I’m hearing a lot these days about why now is the “perfect time to buy a house.”  Interest rates are low, there’s the first time home buyer tax incentive, and house prices have dropped significantly.  We’re also reminded that you claim points and paid interest on your taxes, likely providing yet another tax incentive.  Sounds like nothing should hold me back, right?

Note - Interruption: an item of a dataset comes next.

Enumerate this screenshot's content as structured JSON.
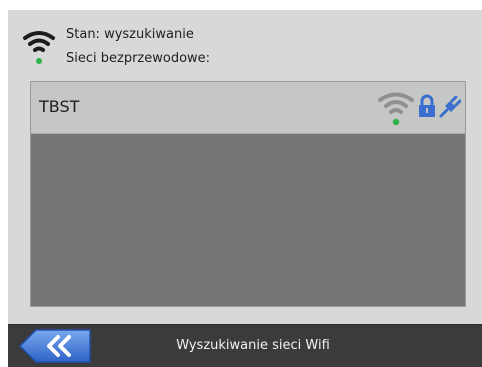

Of course we know it’s not that simple.  Now is the time to buy IF you were planning on buying now.  I hadn’t really planned to buy anything until further down the road of my financial, personal, and professional life.  I mentioned a while back that my financial priorities are first to eliminate my student loans and car debt prior to getting involved in a mortgage.  My student loan rates have dropped pretty low, so a mortgage would probably be at a higher interest rate.  Plus I’d like to have more money for a down payment, which is counter to my desire to use extra savings to pay down student loan debt.  And I’m not super keen on getting financially locked into a place (it’s a relatively non-liquid asset).  I also figured I wouldn’t buy a place until I got married.  But more and more people are buying for themselves, or as unmarried couples.  And I don’t know if I’d have to move for my job.  And of course, we don’t know how much more house prices might drop.

I also know that right now, the place I could afford would be small…a “starter home”.  And I know I have an image in my head of what my future home should look like.  How easy would it be to sell the starter home to buy a different place?  It’s not as easy as it used to be…

Anyway, in the meantime, we’re going to keep looking at listings casually, and I’m going to default to saving/paying off debt for a while.  I’ll keep reading books, and check out websites with helpful information.

What’s your plan?  What do you think I should do?  Is now the time to buy?  Or should I wait to buy a bigger and better place in the future?  And where else should we be looking for information?